Il significato di tutto ciò ci è oscuro: c’è chi ha ipotizzato che ci sia un riferimento al suicidio della madre dell’artista. La madre morì annegata e quando fu ritrovato il corpo, il vestito le copriva il viso. Da qui sembrerebbe nascere il fascino di Magritte per i volti coperti da panni, o nascosti da altri oggetti oppure addirittura volti mancanti, come in molte sue opere. Anche in questo caso il vestito sembrerebbe simboleggiare una persona, ma il volto è assente.
Ma cosa c’entra con Mack Sennett del titolo?
Cosa c’entra con il produttore e attore cinematografico?
Apparentemente niente. E anche qui sono state fatte delle ipotesi.
Si potrebbe ipotizzare un legame con il cinema, con la commedia in particolare, la slapstick comedy, lanciata da Mack Sennett e tanto amata da Magritte.
La slapstick comedy è un sottogenere del cinema comico nato con il cinema muto, basato su una comicità che sfrutta il linguaggio del corpo e si fonda principalmente su gag elementari ma efficaci (torte in faccia, calci nel sedere, tanto per capirci…).

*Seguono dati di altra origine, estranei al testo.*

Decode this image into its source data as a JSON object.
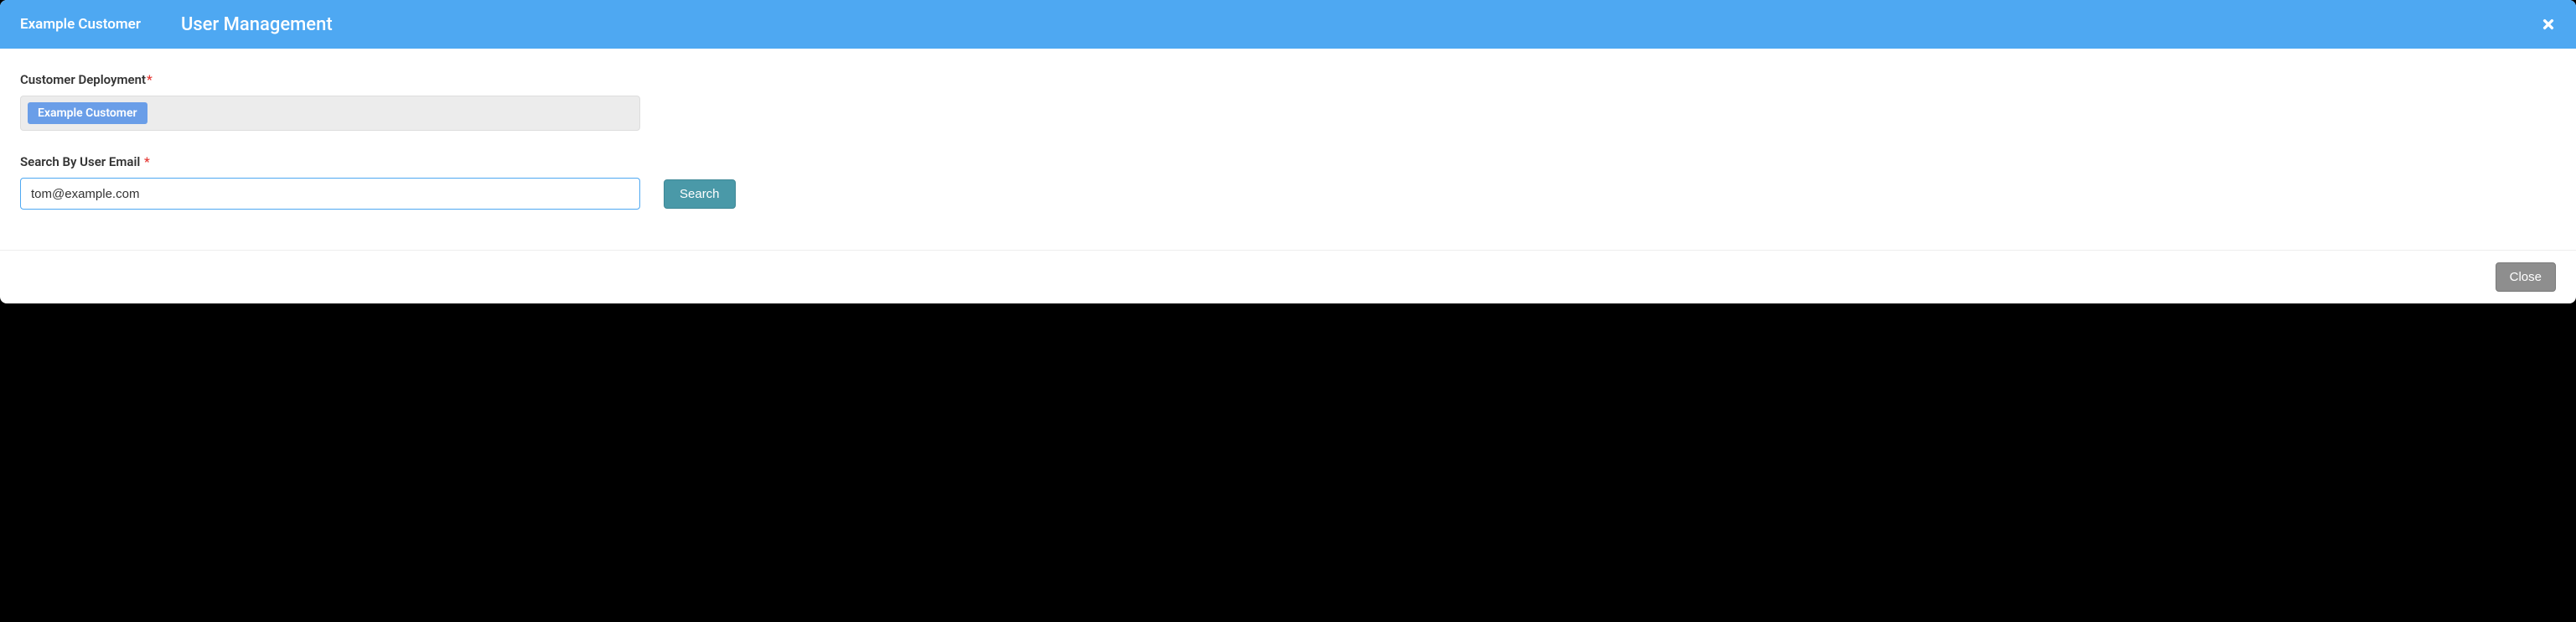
{
  "header": {
    "customer": "Example Customer",
    "title": "User Management"
  },
  "form": {
    "deployment": {
      "label": "Customer Deployment",
      "chip": "Example Customer"
    },
    "email_search": {
      "label": "Search By User Email",
      "value": "tom@example.com",
      "search_button": "Search"
    }
  },
  "footer": {
    "close_button": "Close"
  }
}
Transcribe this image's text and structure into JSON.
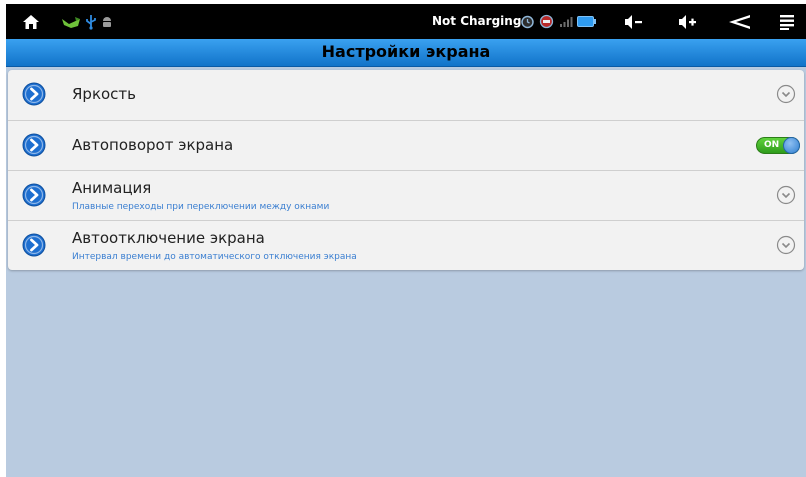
{
  "status_bar": {
    "icons": [
      "home-icon",
      "notification-icon",
      "usb-icon",
      "android-debug-icon",
      "alarm-icon",
      "battery-warning-icon",
      "signal-icon",
      "battery-icon",
      "volume-down-icon",
      "volume-up-icon",
      "back-icon",
      "menu-icon"
    ],
    "charging_text": "Not Charging"
  },
  "header": {
    "title": "Настройки экрана"
  },
  "settings": {
    "items": [
      {
        "title": "Яркость",
        "subtitle": ""
      },
      {
        "title": "Автоповорот экрана",
        "subtitle": "",
        "toggle": {
          "label": "ON",
          "state": true
        }
      },
      {
        "title": "Анимация",
        "subtitle": "Плавные переходы при переключении между окнами"
      },
      {
        "title": "Автоотключение экрана",
        "subtitle": "Интервал времени до автоматического отключения экрана"
      }
    ]
  },
  "colors": {
    "status_bar": "#000000",
    "title_bar": "#2a8ee0",
    "list_background": "#f2f2f2",
    "content_background": "#b9cbe0",
    "subtitle_text": "#3b7fd1",
    "toggle_on": "#4cc12e",
    "accent_blue": "#1e6fd0"
  }
}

Capisco il vostro disorientamento cercando di trovare un connubio fra quest’opera e i film in bianco e nero con le torte in faccia, ma cerchiamo per un momento di entrare nella testa di Magritte, o per lo meno cercare di comprendere un artista vissuto in quegli anni: la generazione di artisti di cui faceva parte Magritte fu la prima ad avere a che fare con un mezzo potentissimo come il cinema. Ed è quindi probabile che abbia in qualche modo lasciato il segno nelle sue produzioni, nel suo linguaggio artistico. Anche se quest’opera a prima vista angosciante ci sembra distante anni luce da i film di Ridolini e Charlie Chaplin, dobbiamo però pensare che la regola principale dei pionieri del cinema era quella di meravigliare, prima di tutto. Fare quello che non ci si aspetterebbe. E in effetti, così come erano inaspettate le torte in faccia per un avventore di un cinema negli anni 30, così sono inaspettate queste due mammelle posizionate su un abito che ti guarda da dentro un armadio.
Quindi il legame con il titolo del quadro non va cercato né nel soggetto raffigurato, né nell’atmosfera generata dall’opera, ma in qualche modo nella sorpresa e nella comicità evocata da questa immagine. Che è angosciante sì, ma in qualche modo è anche comica, sarcastica. Dai, vedere due poppe attaccate a un vestito… fa ridere!